Adli Yargı İlk Derece Mahkemeleri ile Bölge Adliye Mahkemelerinin Kuruluş, Görev ve Yetkileri Hakkında Kanun’da yapılan değişiklikle, en kıdemli Cumhuriyet savcısının, Cumhuriyet başsavcıvekili olarak görev yapmasına ilişkin düzenleme kaldırıldı. Bölge adliye mahkemelerinde Cumhuriyet başsavcıvekili, Hakimler ve Savcılar Kurulu tarafından belirlenecek. Ayrıca, iş durumunun gerektirdiği yerlerde birden fazla Cumhuriyet başsavcıvekili görevlendirilebilecek.
Ceza Muhakemesi Kanunu’nda (CMK) yapılan değişiklikle, suçun niteliğinin değişmesi durumunda, müdafinin yanı sıra ek savunma hakkına ilişkin bildirimler sanığa da yapılabilecek. Müdafi, sanığa tanınan haklardan yararlanabilecek. Sanığın dosyadaki son adresine bildirim yapılamaması veya bildirime rağmen duruşmaya katılmaması durumunda, müdafiye yapılan bildirimler yeterli kabul edilecek.
Devlet Üniversiteleri Çocuk İzlem Merkezi Kurabilecek
Kanunla, Ceza Muhakemesi Kanunu’ndaki diğer bir düzenlemeyle, devlet üniversiteleri Çocuk İzlem Merkezi (ÇİM) kurma yetkisine sahip olacak. Ceza ve Güvenlik Tedbirlerinin İnfazı Hakkında Kanun’daki değişiklikle birlikte, açık ceza infaz kurumları ve çocuk eğitimevlerinde bulunan hükümlülerin tüm öğretim türlerinden yararlanabilmesi sağlanacak. Diğer ceza infaz kurumlarında bulunan hükümlüler, kurum içinde verilebilen yaygın, dışarıdan ve açık öğretim programlarından faydalanabilecek.
Kapalı ceza infaz kurumunda bulunan hükümlüler, kurum içinde açılan örgün öğretim programlarına, kurum disiplin, düzen ve güvenliğini tehlikeye düşürmeyecek şekilde, kurumsal kapasite ve imkanlarla sınırlı olarak devam edebilecek. Hükümlülerin yaşı, eğitim düzeyi, engellilik durumu ve sosyal-ekonomik durumu gibi kriterlere göre ihtiyaç duyanlara öncelik verilecek.

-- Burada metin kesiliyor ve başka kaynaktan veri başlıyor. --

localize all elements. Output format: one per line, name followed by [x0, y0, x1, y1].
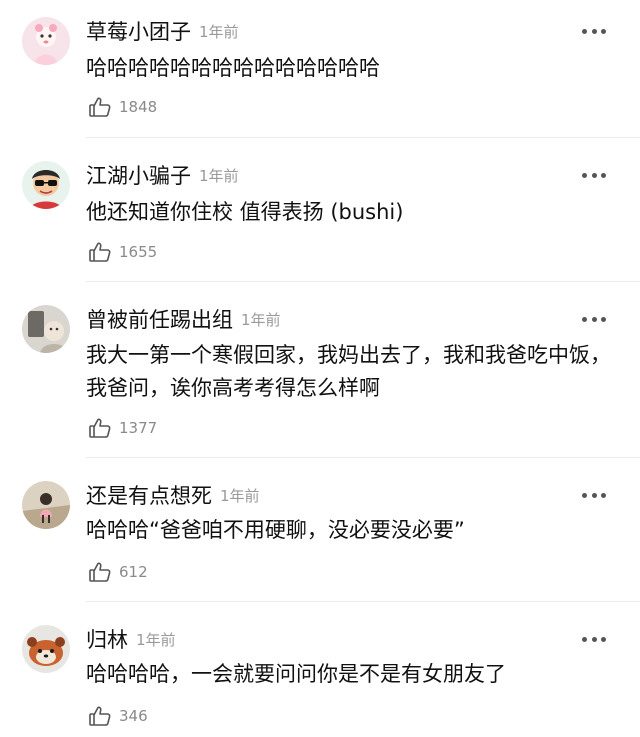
more-dots-icon[interactable]	[582, 26, 606, 36]
more-dots-icon[interactable]	[582, 170, 606, 180]
comment-author[interactable]: 还是有点想死 1年前	[86, 483, 260, 509]
thumbs-up-icon	[89, 706, 111, 726]
author-name[interactable]: 草莓小团子	[86, 20, 191, 44]
thumbs-up-icon	[89, 418, 111, 438]
comment-time: 1年前	[241, 311, 281, 329]
like-count: 1377	[119, 419, 158, 437]
avatar[interactable]	[22, 481, 70, 529]
avatar[interactable]	[22, 17, 70, 65]
comment-text: 哈哈哈哈哈哈哈哈哈哈哈哈哈哈	[86, 56, 380, 80]
like-count: 612	[119, 563, 148, 581]
author-name[interactable]: 江湖小骗子	[86, 164, 191, 188]
like-count: 1655	[119, 243, 158, 261]
comment-time: 1年前	[199, 23, 239, 41]
comment-time: 1年前	[136, 631, 176, 649]
avatar[interactable]	[22, 305, 70, 353]
more-dots-icon[interactable]	[582, 490, 606, 500]
divider	[86, 601, 640, 602]
author-name[interactable]: 归林	[86, 628, 128, 652]
like-button[interactable]: 1377	[88, 416, 157, 440]
comment-author[interactable]: 江湖小骗子 1年前	[86, 163, 239, 189]
more-dots-icon[interactable]	[582, 634, 606, 644]
comment-author[interactable]: 草莓小团子 1年前	[86, 19, 239, 45]
comment-author[interactable]: 曾被前任踢出组 1年前	[86, 307, 281, 333]
comment-text: 哈哈哈“爸爸咱不用硬聊，没必要没必要”	[86, 518, 465, 542]
avatar[interactable]	[22, 625, 70, 673]
author-name[interactable]: 曾被前任踢出组	[86, 308, 233, 332]
divider	[86, 281, 640, 282]
author-name[interactable]: 还是有点想死	[86, 484, 212, 508]
thumbs-up-icon	[89, 242, 111, 262]
like-button[interactable]: 1655	[88, 240, 157, 264]
avatar[interactable]	[22, 161, 70, 209]
like-count: 346	[119, 707, 148, 725]
like-button[interactable]: 612	[88, 560, 148, 584]
comment-author[interactable]: 归林 1年前	[86, 627, 176, 653]
like-count: 1848	[119, 98, 158, 116]
divider	[86, 137, 640, 138]
thumbs-up-icon	[89, 97, 111, 117]
like-button[interactable]: 346	[88, 704, 148, 728]
like-button[interactable]: 1848	[88, 95, 157, 119]
comment-time: 1年前	[220, 487, 260, 505]
comment-text: 他还知道你住校 值得表扬 (bushi)	[86, 200, 404, 224]
comment-time: 1年前	[199, 167, 239, 185]
divider	[86, 457, 640, 458]
thumbs-up-icon	[89, 562, 111, 582]
comment-text: 哈哈哈哈，一会就要问问你是不是有女朋友了	[86, 662, 506, 686]
more-dots-icon[interactable]	[582, 314, 606, 324]
comment-text: 我大一第一个寒假回家，我妈出去了，我和我爸吃中饭，我爸问，诶你高考考得怎么样啊	[86, 343, 611, 400]
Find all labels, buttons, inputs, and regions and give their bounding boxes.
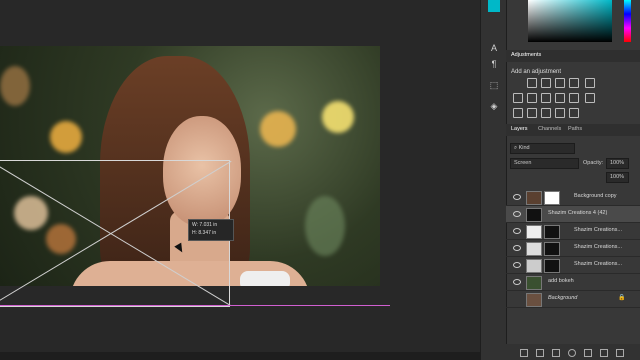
opacity-label: Opacity: xyxy=(583,160,604,166)
bokeh-light xyxy=(260,111,296,147)
levels-icon[interactable] xyxy=(541,78,551,88)
layer-name: Shazim Creations 4 (42) xyxy=(548,210,608,216)
eye-icon[interactable] xyxy=(513,279,521,285)
fill-value: 100% xyxy=(610,174,625,180)
selective-color-icon[interactable] xyxy=(569,108,579,118)
exposure-icon[interactable] xyxy=(569,78,579,88)
transform-icon[interactable]: ⬚ xyxy=(488,79,500,91)
layer-row[interactable]: Shazim Creations... xyxy=(506,257,640,274)
add-mask-icon[interactable] xyxy=(552,349,560,357)
guide-line[interactable] xyxy=(0,305,390,306)
layer-thumbnail xyxy=(526,276,542,290)
tools-panel: A ¶ ⬚ ◈ xyxy=(480,0,507,360)
eye-icon[interactable] xyxy=(513,211,521,217)
layer-name: Background xyxy=(548,295,578,301)
brightness-icon[interactable] xyxy=(527,78,537,88)
layer-row[interactable]: Shazim Creations 4 (42) xyxy=(506,206,640,223)
layer-thumbnail xyxy=(526,225,542,239)
layer-thumbnail xyxy=(526,242,542,256)
fill-input[interactable]: 100% xyxy=(606,172,629,183)
layer-name: Shazim Creations... xyxy=(574,244,622,250)
curves-icon[interactable] xyxy=(555,78,565,88)
layer-mask-thumbnail[interactable] xyxy=(544,191,560,205)
vibrance-icon[interactable] xyxy=(585,78,595,88)
tab-adjustments[interactable]: Adjustments xyxy=(511,52,541,58)
layer-thumbnail xyxy=(526,191,542,205)
bokeh-light xyxy=(0,66,30,106)
group-icon[interactable] xyxy=(584,349,592,357)
adjustments-header: Adjustments xyxy=(506,50,640,62)
subject-top xyxy=(240,271,290,286)
measure-height: H: 8.347 in xyxy=(192,230,217,236)
layer-name: Shazim Creations... xyxy=(574,227,622,233)
bokeh-light xyxy=(305,196,345,256)
fx-icon[interactable] xyxy=(536,349,544,357)
threshold-icon[interactable] xyxy=(541,108,551,118)
layer-name: Background copy xyxy=(574,193,617,199)
layer-row[interactable]: Background copy xyxy=(506,189,640,206)
layer-name: add bokeh xyxy=(548,278,574,284)
layer-mask-thumbnail[interactable] xyxy=(544,259,560,273)
delete-icon[interactable] xyxy=(616,349,624,357)
hue-slider[interactable] xyxy=(624,0,631,42)
link-icon[interactable] xyxy=(520,349,528,357)
layer-filter-input[interactable]: ⌕ Kind xyxy=(510,143,575,154)
invert-icon[interactable] xyxy=(513,108,523,118)
layer-mask-thumbnail[interactable] xyxy=(544,242,560,256)
color-swatch-icon[interactable] xyxy=(488,0,500,12)
layer-row[interactable]: add bokeh xyxy=(506,274,640,291)
posterize-icon[interactable] xyxy=(527,108,537,118)
channel-mixer-icon[interactable] xyxy=(569,93,579,103)
color-picker-field[interactable] xyxy=(528,0,612,42)
eye-icon[interactable] xyxy=(513,262,521,268)
layer-thumbnail xyxy=(526,259,542,273)
layer-name: Shazim Creations... xyxy=(574,261,622,267)
layers-icon[interactable]: ◈ xyxy=(488,100,500,112)
blend-mode-value: Screen xyxy=(514,160,532,166)
opacity-value: 100% xyxy=(610,160,625,166)
lock-icon: 🔒 xyxy=(618,295,626,301)
bokeh-light xyxy=(322,101,354,133)
color-balance-icon[interactable] xyxy=(527,93,537,103)
color-lookup-icon[interactable] xyxy=(585,93,595,103)
layer-row[interactable]: Background 🔒 xyxy=(506,291,640,308)
transform-measure-tooltip: W: 7.031 in H: 8.347 in xyxy=(188,219,234,241)
horizontal-type-icon[interactable]: A xyxy=(488,42,500,54)
eye-icon[interactable] xyxy=(513,194,521,200)
eye-icon[interactable] xyxy=(513,228,521,234)
layers-footer xyxy=(506,344,640,360)
bokeh-light xyxy=(50,121,82,153)
layer-row[interactable]: Shazim Creations... xyxy=(506,223,640,240)
layers-header: Layers Channels Paths xyxy=(506,124,640,136)
status-bar xyxy=(0,352,488,360)
photo-filter-icon[interactable] xyxy=(555,93,565,103)
layer-row[interactable]: Shazim Creations... xyxy=(506,240,640,257)
tab-paths[interactable]: Paths xyxy=(568,126,582,132)
black-white-icon[interactable] xyxy=(541,93,551,103)
paragraph-icon[interactable]: ¶ xyxy=(488,58,500,70)
layer-thumbnail xyxy=(526,208,542,222)
gradient-map-icon[interactable] xyxy=(555,108,565,118)
eye-icon[interactable] xyxy=(513,245,521,251)
measure-width: W: 7.031 in xyxy=(192,222,218,228)
tab-layers[interactable]: Layers xyxy=(511,126,528,132)
layer-filter-placeholder: Kind xyxy=(518,145,530,151)
layer-mask-thumbnail[interactable] xyxy=(544,225,560,239)
adjustments-title: Add an adjustment xyxy=(511,69,562,75)
layer-thumbnail xyxy=(526,293,542,307)
tab-channels[interactable]: Channels xyxy=(538,126,561,132)
hue-saturation-icon[interactable] xyxy=(513,93,523,103)
blend-mode-select[interactable]: Screen xyxy=(510,158,579,169)
adjustment-layer-icon[interactable] xyxy=(568,349,576,357)
opacity-input[interactable]: 100% xyxy=(606,158,629,169)
new-layer-icon[interactable] xyxy=(600,349,608,357)
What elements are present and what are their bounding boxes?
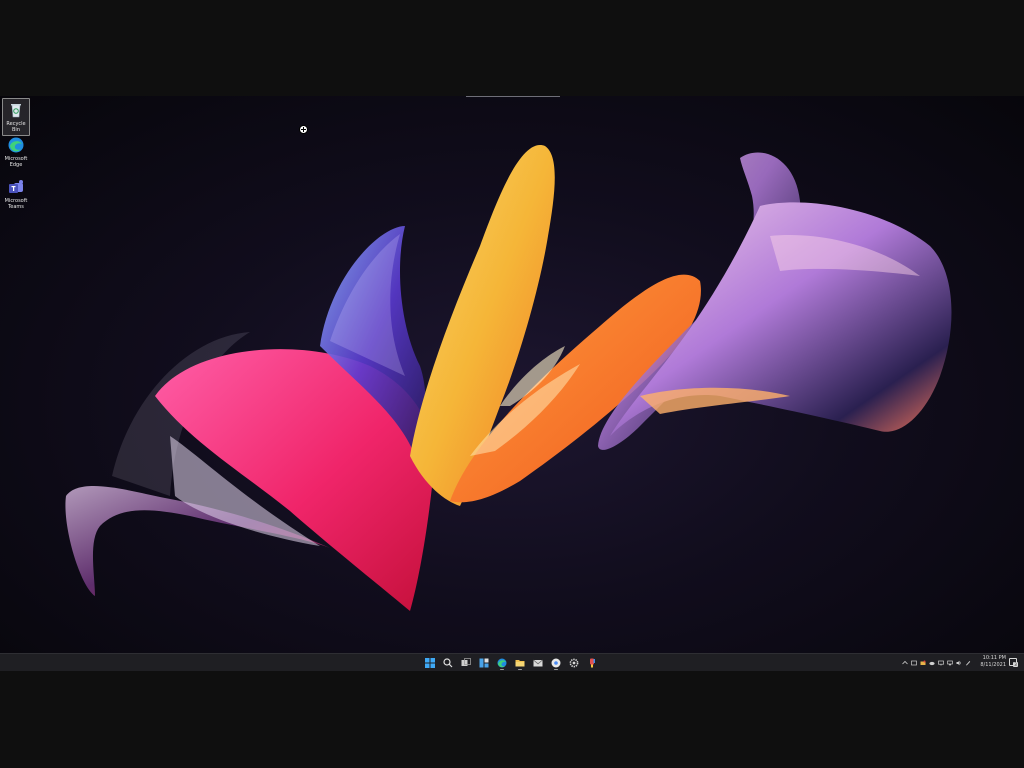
desktop-icon-edge[interactable]: Microsoft Edge [2,136,30,168]
desktop-icon-teams[interactable]: Microsoft Teams [2,178,30,210]
system-tray [902,654,971,671]
desktop-screen: Recycle Bin Microsoft Edge Microsoft Tea… [0,96,1024,671]
display-icon[interactable] [938,660,944,666]
chevron-up-icon[interactable] [902,660,908,666]
widgets-button[interactable] [477,656,491,670]
network-icon[interactable] [947,660,953,666]
edge-icon [8,137,24,153]
folder-sync-icon[interactable] [920,660,926,666]
teams-icon [9,180,23,193]
windows-logo-icon [425,657,435,668]
taskbar-clock[interactable]: 10:11 PM 8/11/2021 [970,655,1006,669]
settings-button[interactable] [567,656,581,670]
clock-time: 10:11 PM [982,655,1006,661]
desktop-wallpaper [0,96,1024,653]
file-explorer-button[interactable] [513,656,527,670]
taskbar: 10:11 PM 8/11/2021 3 [0,653,1024,671]
folder-icon [515,659,525,666]
task-view-button[interactable] [459,656,473,670]
start-button[interactable] [423,656,437,670]
paint-button[interactable] [585,656,599,670]
desktop-icon-recycle-bin[interactable]: Recycle Bin [2,98,30,136]
edge-icon [497,658,507,667]
widgets-icon [479,658,489,667]
wallpaper-bloom-art [65,145,952,611]
letterbox-bottom [0,671,1024,768]
notification-center-button[interactable]: 3 [1009,658,1018,667]
task-view-icon [461,657,471,666]
desktop-icon-label: Microsoft Teams [4,198,28,210]
volume-icon[interactable] [956,660,962,666]
window-edge-sliver [466,96,560,97]
gear-icon [569,658,579,667]
search-button[interactable] [441,656,455,670]
desktop-icon-label: Recycle Bin [6,121,26,133]
mouse-cursor [299,125,308,134]
desktop-icon-label: Microsoft Edge [4,156,28,168]
notification-count-badge: 3 [1013,662,1018,667]
paint-icon [590,658,595,667]
mail-button[interactable] [531,656,545,670]
mail-icon [533,659,543,666]
cloud-icon[interactable] [929,660,935,666]
edge-taskbar-button[interactable] [495,656,509,670]
search-icon [443,657,453,667]
taskbar-pinned-apps [423,654,599,671]
clock-date: 8/11/2021 [980,662,1006,668]
tablet-icon[interactable] [911,660,917,666]
recycle-bin-icon [11,104,21,118]
chrome-icon [551,658,561,667]
chrome-button[interactable] [549,656,563,670]
letterbox-top [0,0,1024,96]
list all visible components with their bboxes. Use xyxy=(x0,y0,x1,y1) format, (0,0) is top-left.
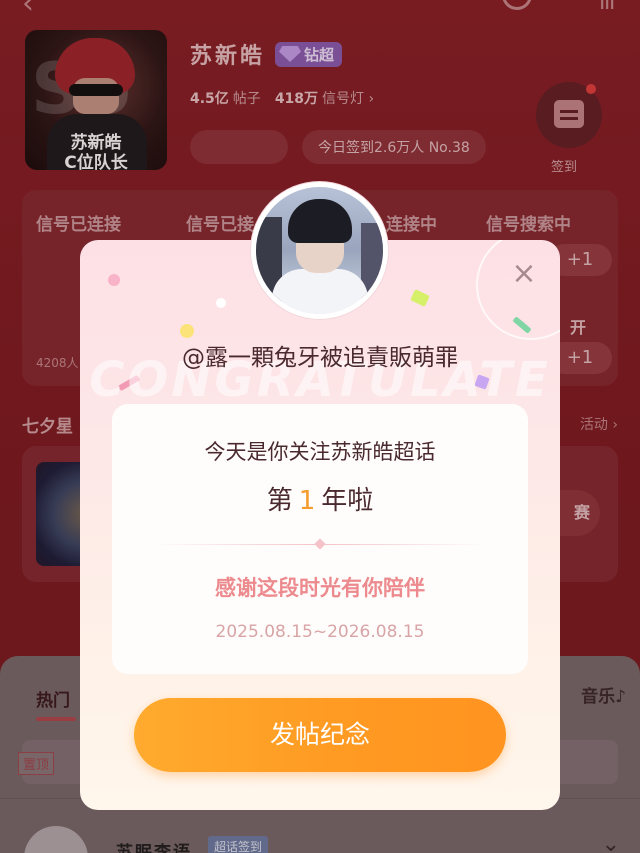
confetti-dot xyxy=(180,324,194,338)
anniversary-year-number: 1 xyxy=(298,486,316,516)
avatar-photo xyxy=(256,187,383,314)
thanks-text: 感谢这段时光有你陪伴 xyxy=(215,576,425,600)
anniversary-date-range: 2025.08.15~2026.08.15 xyxy=(215,622,425,642)
heart-icon xyxy=(314,538,326,550)
dialog-username: @露一顆兔牙被追責販萌罪 xyxy=(182,345,458,371)
user-avatar xyxy=(251,182,388,319)
post-commemoration-button[interactable]: 发帖纪念 xyxy=(134,698,506,772)
confetti-dot xyxy=(216,298,226,308)
confetti-dot xyxy=(108,274,120,286)
close-icon[interactable]: × xyxy=(510,259,538,289)
anniversary-dialog: CONGRATULATE × @露一顆兔牙被追責販萌罪 今天是你关注苏新皓超话 … xyxy=(80,240,560,810)
confetti-piece xyxy=(410,289,430,307)
anniversary-line1: 今天是你关注苏新皓超话 xyxy=(204,440,436,464)
anniversary-card: 今天是你关注苏新皓超话 第 1 年啦 感谢这段时光有你陪伴 2025.08.15~2… xyxy=(112,404,528,674)
anniversary-line2: 第 1 年啦 xyxy=(266,486,374,516)
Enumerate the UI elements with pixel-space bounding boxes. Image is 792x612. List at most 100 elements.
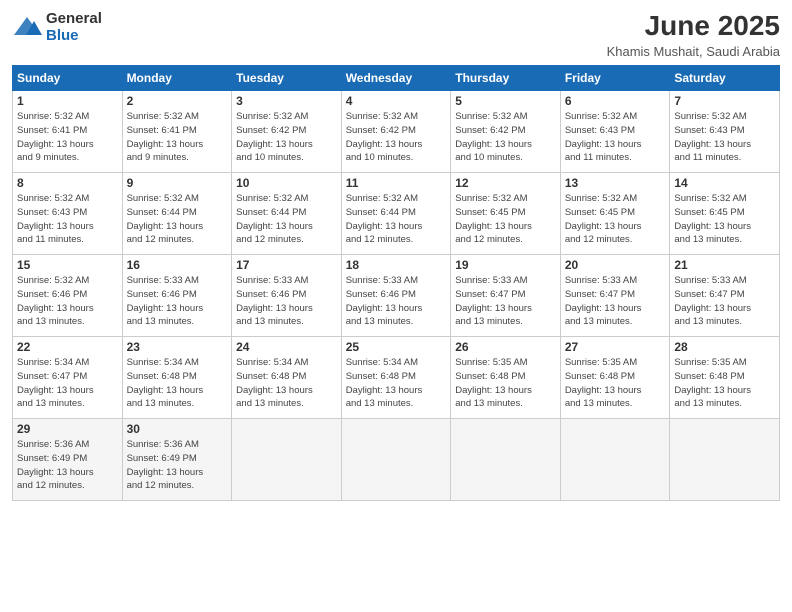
table-row: 11 Sunrise: 5:32 AMSunset: 6:44 PMDayligh…: [341, 173, 451, 255]
table-row: 24 Sunrise: 5:34 AMSunset: 6:48 PMDayligh…: [232, 337, 342, 419]
logo: General Blue: [12, 10, 102, 44]
day-number: 2: [127, 94, 228, 108]
day-number: 14: [674, 176, 775, 190]
day-info: Sunrise: 5:32 AMSunset: 6:43 PMDaylight:…: [17, 192, 118, 247]
day-number: 19: [455, 258, 556, 272]
day-info: Sunrise: 5:35 AMSunset: 6:48 PMDaylight:…: [565, 356, 666, 411]
day-number: 10: [236, 176, 337, 190]
table-row: 15 Sunrise: 5:32 AMSunset: 6:46 PMDayligh…: [13, 255, 123, 337]
day-number: 4: [346, 94, 447, 108]
day-info: Sunrise: 5:36 AMSunset: 6:49 PMDaylight:…: [17, 438, 118, 493]
calendar-table: Sunday Monday Tuesday Wednesday Thursday…: [12, 65, 780, 501]
table-row: 18Sunrise: 5:33 AMSunset: 6:46 PMDayligh…: [341, 255, 451, 337]
table-row: 4Sunrise: 5:32 AMSunset: 6:42 PMDaylight…: [341, 91, 451, 173]
table-row: 19 Sunrise: 5:33 AMSunset: 6:47 PMDayligh…: [451, 255, 561, 337]
table-row: 17Sunrise: 5:33 AMSunset: 6:46 PMDayligh…: [232, 255, 342, 337]
day-info: Sunrise: 5:32 AMSunset: 6:44 PMDaylight:…: [236, 192, 337, 247]
table-row: 6 Sunrise: 5:32 AMSunset: 6:43 PMDaylight…: [560, 91, 670, 173]
table-row: 21 Sunrise: 5:33 AMSunset: 6:47 PMDayligh…: [670, 255, 780, 337]
day-number: 11: [346, 176, 447, 190]
table-row: [670, 419, 780, 501]
day-number: 26: [455, 340, 556, 354]
day-number: 25: [346, 340, 447, 354]
table-row: [341, 419, 451, 501]
title-area: June 2025 Khamis Mushait, Saudi Arabia: [607, 10, 780, 59]
day-info: Sunrise: 5:32 AMSunset: 6:42 PMDaylight:…: [236, 110, 337, 165]
day-info: Sunrise: 5:33 AMSunset: 6:46 PMDaylight:…: [127, 274, 228, 329]
table-row: 10 Sunrise: 5:32 AMSunset: 6:44 PMDayligh…: [232, 173, 342, 255]
table-row: 27Sunrise: 5:35 AMSunset: 6:48 PMDayligh…: [560, 337, 670, 419]
table-row: 30 Sunrise: 5:36 AMSunset: 6:49 PMDayligh…: [122, 419, 232, 501]
day-number: 21: [674, 258, 775, 272]
day-info: Sunrise: 5:32 AMSunset: 6:45 PMDaylight:…: [674, 192, 775, 247]
day-number: 23: [127, 340, 228, 354]
day-info: Sunrise: 5:34 AMSunset: 6:47 PMDaylight:…: [17, 356, 118, 411]
table-row: 29 Sunrise: 5:36 AMSunset: 6:49 PMDayligh…: [13, 419, 123, 501]
table-row: [560, 419, 670, 501]
header-tuesday: Tuesday: [232, 66, 342, 91]
day-number: 29: [17, 422, 118, 436]
day-number: 5: [455, 94, 556, 108]
day-number: 28: [674, 340, 775, 354]
table-row: 20 Sunrise: 5:33 AMSunset: 6:47 PMDayligh…: [560, 255, 670, 337]
table-row: 12 Sunrise: 5:32 AMSunset: 6:45 PMDayligh…: [451, 173, 561, 255]
table-row: 22 Sunrise: 5:34 AMSunset: 6:47 PMDayligh…: [13, 337, 123, 419]
day-number: 20: [565, 258, 666, 272]
day-info: Sunrise: 5:32 AMSunset: 6:46 PMDaylight:…: [17, 274, 118, 329]
header-monday: Monday: [122, 66, 232, 91]
table-row: [232, 419, 342, 501]
day-info: Sunrise: 5:34 AMSunset: 6:48 PMDaylight:…: [236, 356, 337, 411]
table-row: 2 Sunrise: 5:32 AMSunset: 6:41 PMDaylight…: [122, 91, 232, 173]
table-row: 7Sunrise: 5:32 AMSunset: 6:43 PMDaylight…: [670, 91, 780, 173]
day-number: 7: [674, 94, 775, 108]
day-info: Sunrise: 5:33 AMSunset: 6:47 PMDaylight:…: [674, 274, 775, 329]
logo-text: General Blue: [46, 10, 102, 44]
day-number: 18: [346, 258, 447, 272]
header: General Blue June 2025 Khamis Mushait, S…: [12, 10, 780, 59]
calendar-title: June 2025: [607, 10, 780, 42]
calendar-subtitle: Khamis Mushait, Saudi Arabia: [607, 44, 780, 59]
day-number: 9: [127, 176, 228, 190]
day-number: 8: [17, 176, 118, 190]
header-thursday: Thursday: [451, 66, 561, 91]
day-number: 22: [17, 340, 118, 354]
table-row: 25 Sunrise: 5:34 AMSunset: 6:48 PMDayligh…: [341, 337, 451, 419]
day-info: Sunrise: 5:32 AMSunset: 6:45 PMDaylight:…: [455, 192, 556, 247]
day-number: 3: [236, 94, 337, 108]
day-info: Sunrise: 5:32 AMSunset: 6:45 PMDaylight:…: [565, 192, 666, 247]
table-row: 23 Sunrise: 5:34 AMSunset: 6:48 PMDayligh…: [122, 337, 232, 419]
table-row: 14 Sunrise: 5:32 AMSunset: 6:45 PMDayligh…: [670, 173, 780, 255]
table-row: 16Sunrise: 5:33 AMSunset: 6:46 PMDayligh…: [122, 255, 232, 337]
day-info: Sunrise: 5:36 AMSunset: 6:49 PMDaylight:…: [127, 438, 228, 493]
day-info: Sunrise: 5:35 AMSunset: 6:48 PMDaylight:…: [674, 356, 775, 411]
day-number: 13: [565, 176, 666, 190]
header-friday: Friday: [560, 66, 670, 91]
day-info: Sunrise: 5:33 AMSunset: 6:47 PMDaylight:…: [455, 274, 556, 329]
day-info: Sunrise: 5:32 AMSunset: 6:41 PMDaylight:…: [127, 110, 228, 165]
logo-icon: [12, 15, 42, 39]
table-row: 26 Sunrise: 5:35 AMSunset: 6:48 PMDayligh…: [451, 337, 561, 419]
logo-blue: Blue: [46, 27, 79, 44]
logo-general: General: [46, 10, 102, 27]
day-info: Sunrise: 5:35 AMSunset: 6:48 PMDaylight:…: [455, 356, 556, 411]
table-row: [451, 419, 561, 501]
calendar-page: General Blue June 2025 Khamis Mushait, S…: [0, 0, 792, 612]
day-info: Sunrise: 5:34 AMSunset: 6:48 PMDaylight:…: [127, 356, 228, 411]
table-row: 5 Sunrise: 5:32 AMSunset: 6:42 PMDaylight…: [451, 91, 561, 173]
header-wednesday: Wednesday: [341, 66, 451, 91]
day-number: 15: [17, 258, 118, 272]
header-row: Sunday Monday Tuesday Wednesday Thursday…: [13, 66, 780, 91]
day-number: 24: [236, 340, 337, 354]
header-saturday: Saturday: [670, 66, 780, 91]
day-info: Sunrise: 5:33 AMSunset: 6:46 PMDaylight:…: [236, 274, 337, 329]
day-info: Sunrise: 5:33 AMSunset: 6:47 PMDaylight:…: [565, 274, 666, 329]
day-info: Sunrise: 5:34 AMSunset: 6:48 PMDaylight:…: [346, 356, 447, 411]
day-number: 6: [565, 94, 666, 108]
day-number: 12: [455, 176, 556, 190]
day-info: Sunrise: 5:32 AMSunset: 6:44 PMDaylight:…: [346, 192, 447, 247]
day-number: 30: [127, 422, 228, 436]
day-info: Sunrise: 5:32 AMSunset: 6:42 PMDaylight:…: [455, 110, 556, 165]
table-row: 8 Sunrise: 5:32 AMSunset: 6:43 PMDaylight…: [13, 173, 123, 255]
day-info: Sunrise: 5:32 AMSunset: 6:43 PMDaylight:…: [565, 110, 666, 165]
table-row: 13 Sunrise: 5:32 AMSunset: 6:45 PMDayligh…: [560, 173, 670, 255]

Kayıtlı olduğu eğitim kurumlarının ilgili mevzuatına göre gerekli şartları taşıyan ve kapalı ceza infaz kurumunda bulunan hükümlülerin sınavları, kişi ve kurum güvenliğini tehlikeye atmamak için gerekli tedbirler alınarak ceza infaz kurumu içinde gerçekleştirilecek. Ortaöğretim, ön lisans, lisans gibi eğitim programlarının sınavları, çevrim içi veya yüz yüze yapılacak. Hükümlüler, merkezi sınavlar ve açık öğretim kurumları sınavlarına, belirlenen ceza infaz kurumlarında katılacak.
Ayrıca, uygulamaya ilişkin usul ve esaslar, Milli Eğitim Bakanlığı ve Yükseköğretim Kurulu’nun (YÖK) görüşü alınarak Adalet Bakanlığı tarafından çıkarılan yönetmelikle belirlenecek. Açık ceza infaz kurumları ve çocuk eğitimevlerinde bulunan hükümlüler, eğitim ve sınavlardan yararlanma haklarına sahiptir. Ancak, başarısızlık, devamsızlık veya disiplin cezası gerektiren eylemler sonucunda bu hakları engellenebilir.
Bu kapsamda yapılan tüm düzenlemeler, eğitimde fırsat eşitliğini sağlamak ve hükümlülerin topluma kazandırılmasını teşvik etmek amacı taşımaktadır.